Any outcome raises red flags. Simply handing over $40 million to George Washington University as another asset in the giveaway of the Corcoran’s building and college seems to violate museum ethics in the most direct way.

Then there’s the question about the propriety of the sale in the first place. Why was the Corcoran deaccessioning works in June 2013 when the institution’s leaders knew two months earlier that it was weighing a partnership with the University of Maryland that would change the color and the shape of the institution?

Some questions fall in a more philosophical vein. If the Corcoran’s nearly $40 million fund can only be spent toward the acquisition of new artworks, does it satisfice for the National Gallery to acquire new works for the as-yet-to-be-established Corcoran Contemporary, National Gallery of Art? (“Can’t address hypothetical questions at this point,” said Ziska, when I pitched this puzzler her way.)

Yet there’s another question here—one that won’t win me any friends in the Association of Art Museum Directors—that must be asked. Given that these funds from deaccessioning cannot be used for new Corcoran acquisitions if the Corcoran doesn’t exist, shouldn’t the Corcoran violate the Prime Directive and use the money to save itself?
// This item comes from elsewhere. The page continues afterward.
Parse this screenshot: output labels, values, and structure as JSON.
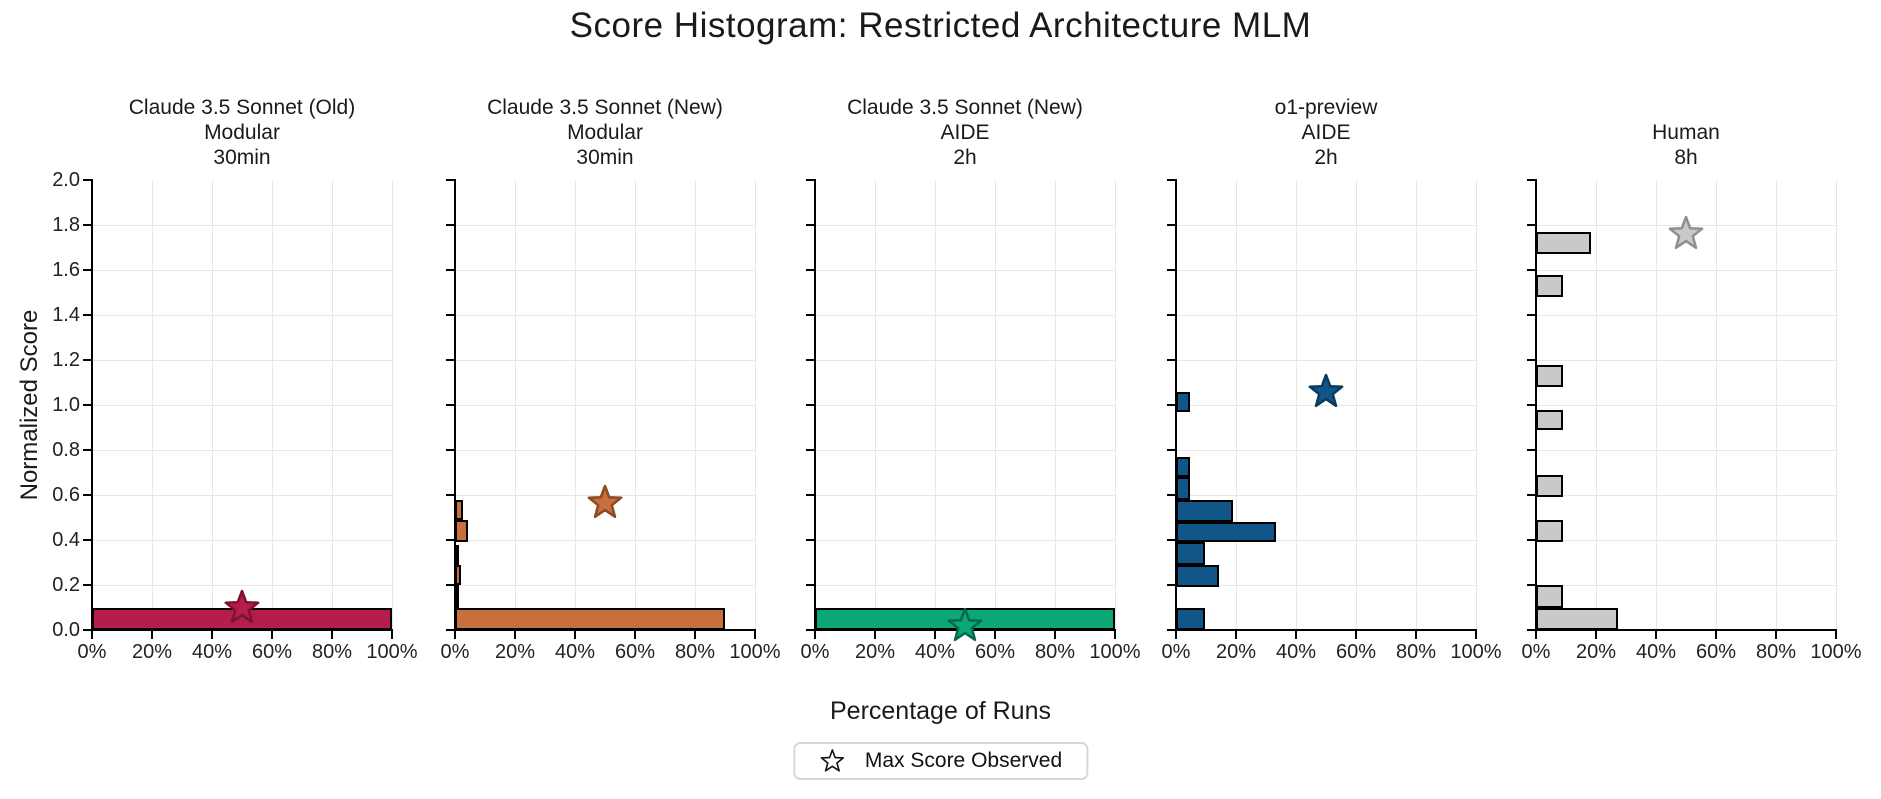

In a FAQ posted to the museum’s website, the Corcoran preempted this question with regard to the Sickle-leaf rug and the Huguette Clark estate settlement. Kind of.

“Between the money from the Clark sale and the money realized by deaccessioning the Oriental rugs, doesn’t the Corcoran have enough cash to jump-start a capital campaign and save itself?” The Corcoran asks. “No,” the Corcoran answers. “The financial issues confronting the Corcoran are substantial and were the basis for launching this effort to find a sustainable future for the college, the collection, and the building.”

This answer isn’t good enough. Given a nearly $40 million purse under a violation of museum ethics that would be inevitable no matter what—given the resolution of the $20.5 million monetization of the lease with Carr—given the $10 million settlement of the Clark estate and the proceeds of the sale of Monet’s Water Lilies and other works—plus the immediate offer of financial and fundraising support from the University of Maryland!—it is hard to swallow the Corcoran’s characterization that it is a museum backed into a corner. Different leaders might see these circumstances as the light at the end of the tunnel, not as the justification for pulling the plug.

A simpler question stands for now. What happens to the $40 million?